Saint-Sébastien accueillera également le sixième supercalculateur quantique IBM au monde, selon accord signé il y a un an entre la société américaine et la Fondation Ikerbasque, une entité lancée en 2007 par le Gouvernement Basque pour tenter d’attirer des talents du monde entier. Votre directeur, Fernando Cosio, dit avoir déjà recruté 345 chercheurs de 35 pays. L’un des derniers est le géologue andalou Juan Manuel García Ruiz, qui vient de remporter une subvention de 10 millions d’euros du Conseil européen de la recherche pour étudier l’origine de la vie sur Terre. García Ruiz quittera l’Institut andalou des sciences de la Terre, à Grenade, pour rejoindre le Centre international de physique de Donostia, avec son projet européen d’un million de dollars sous le bras.

« L’un des avantages d’être une fondation est que nous disposons d’une flexibilité que d’autres institutions, dotées d’un système de fonction publique, n’ont pas. Nous pouvons négocier le salaire et l’augmenter considérablement, sans atteindre des niveaux exorbitants », reconnaît Cossío. La stratégie d’Ikerbasque, assure-t-il, est même rentable. Votre budget annuel atteint les 22 millions d’euros chaque année, mais ses chercheurs ont obtenu plus de 40 millions en 2022 lors d’appels externes compétitifs, comme ceux du Conseil européen de la recherche.

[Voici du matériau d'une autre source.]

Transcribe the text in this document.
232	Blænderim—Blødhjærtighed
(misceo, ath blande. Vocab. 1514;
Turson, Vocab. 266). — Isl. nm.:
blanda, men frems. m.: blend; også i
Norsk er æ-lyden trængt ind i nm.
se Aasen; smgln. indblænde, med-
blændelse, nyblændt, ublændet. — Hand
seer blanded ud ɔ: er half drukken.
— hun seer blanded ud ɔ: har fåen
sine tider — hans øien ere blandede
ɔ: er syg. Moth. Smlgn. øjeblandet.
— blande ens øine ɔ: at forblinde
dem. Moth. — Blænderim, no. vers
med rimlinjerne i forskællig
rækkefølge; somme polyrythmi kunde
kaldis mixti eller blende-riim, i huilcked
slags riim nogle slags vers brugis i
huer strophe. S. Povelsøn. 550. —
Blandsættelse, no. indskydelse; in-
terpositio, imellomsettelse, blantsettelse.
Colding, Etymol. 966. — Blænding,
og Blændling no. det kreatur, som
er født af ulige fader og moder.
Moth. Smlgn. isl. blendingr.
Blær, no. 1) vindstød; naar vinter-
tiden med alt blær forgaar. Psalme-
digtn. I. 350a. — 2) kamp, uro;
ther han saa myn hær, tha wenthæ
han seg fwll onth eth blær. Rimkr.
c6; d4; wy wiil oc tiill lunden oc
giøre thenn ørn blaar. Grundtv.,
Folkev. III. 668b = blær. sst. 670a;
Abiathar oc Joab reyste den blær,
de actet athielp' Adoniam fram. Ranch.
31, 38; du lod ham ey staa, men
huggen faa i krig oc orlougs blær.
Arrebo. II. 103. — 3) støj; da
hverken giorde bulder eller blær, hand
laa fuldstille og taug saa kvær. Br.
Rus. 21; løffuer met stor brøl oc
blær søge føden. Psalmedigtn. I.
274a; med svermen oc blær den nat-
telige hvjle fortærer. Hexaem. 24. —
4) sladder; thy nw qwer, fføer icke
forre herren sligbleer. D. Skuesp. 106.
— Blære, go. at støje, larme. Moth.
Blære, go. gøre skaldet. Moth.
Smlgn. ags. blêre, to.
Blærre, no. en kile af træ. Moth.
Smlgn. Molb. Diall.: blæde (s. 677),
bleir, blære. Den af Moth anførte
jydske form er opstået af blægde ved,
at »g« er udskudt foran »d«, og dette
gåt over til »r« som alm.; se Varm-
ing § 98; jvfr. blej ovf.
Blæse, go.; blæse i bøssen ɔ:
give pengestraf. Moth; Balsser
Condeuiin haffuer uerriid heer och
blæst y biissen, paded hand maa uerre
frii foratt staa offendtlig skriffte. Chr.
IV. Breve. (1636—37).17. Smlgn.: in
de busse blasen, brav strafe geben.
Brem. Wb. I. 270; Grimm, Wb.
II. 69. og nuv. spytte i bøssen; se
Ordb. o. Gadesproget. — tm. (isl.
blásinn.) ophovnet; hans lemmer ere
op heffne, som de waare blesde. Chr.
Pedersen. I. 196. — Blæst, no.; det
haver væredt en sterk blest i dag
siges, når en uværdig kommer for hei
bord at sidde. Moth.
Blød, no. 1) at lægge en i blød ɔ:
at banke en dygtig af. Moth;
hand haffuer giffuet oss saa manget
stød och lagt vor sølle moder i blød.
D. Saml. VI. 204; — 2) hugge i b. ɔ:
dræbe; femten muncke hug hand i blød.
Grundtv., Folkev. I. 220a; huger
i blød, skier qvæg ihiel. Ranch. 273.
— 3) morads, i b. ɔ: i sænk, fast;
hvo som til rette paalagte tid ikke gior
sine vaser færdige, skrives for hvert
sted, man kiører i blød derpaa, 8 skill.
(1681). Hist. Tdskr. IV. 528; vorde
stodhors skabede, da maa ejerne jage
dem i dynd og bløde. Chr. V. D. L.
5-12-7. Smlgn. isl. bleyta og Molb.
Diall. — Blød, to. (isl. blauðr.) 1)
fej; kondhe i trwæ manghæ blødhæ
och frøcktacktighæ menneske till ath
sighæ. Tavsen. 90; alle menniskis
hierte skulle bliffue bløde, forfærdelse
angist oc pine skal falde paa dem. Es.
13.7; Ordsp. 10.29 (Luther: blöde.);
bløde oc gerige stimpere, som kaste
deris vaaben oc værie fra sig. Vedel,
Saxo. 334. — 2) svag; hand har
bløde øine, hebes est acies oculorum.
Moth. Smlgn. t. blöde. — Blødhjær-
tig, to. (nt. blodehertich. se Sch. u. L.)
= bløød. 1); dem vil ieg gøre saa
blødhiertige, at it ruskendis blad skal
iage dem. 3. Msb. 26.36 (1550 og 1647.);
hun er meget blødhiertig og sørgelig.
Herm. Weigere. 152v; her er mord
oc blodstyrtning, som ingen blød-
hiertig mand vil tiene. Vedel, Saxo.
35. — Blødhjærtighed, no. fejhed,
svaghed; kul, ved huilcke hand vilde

Un employé de Viralgen, dans les laboratoires de l'entreprise à Saint-Sébastien, le 3 avril.
Un employé de Viralgen, dans les laboratoires de l’entreprise à Saint-Sébastien, le 3 avril.Javier Hernández Juantegui

Le biochimiste Jorge Barrero, directeur général de la Fondation Cotec, affirme que « le Pays Basque est toujours à l’avant-garde », tant dans l’investissement en R&D que dans la création d’emplois de haute technologie, mais prévient que « tout n’est pas rose ». Euskadi, souligne-t-il, a l’un des taux de natalité les plus élevés inférieur de l’Espagne et une langue complexe qui ne ressemble à aucune autre. « Le Pays Basque ressemble beaucoup au Japon en ce sens : il a une qualité de vie élevée, mais un faible taux de natalité et des difficultés linguistiques. Je pense que ceux qui ne vont pas au Pays Basque sont souvent les mêmes qui n’iraient pas au Japon », explique Barrero.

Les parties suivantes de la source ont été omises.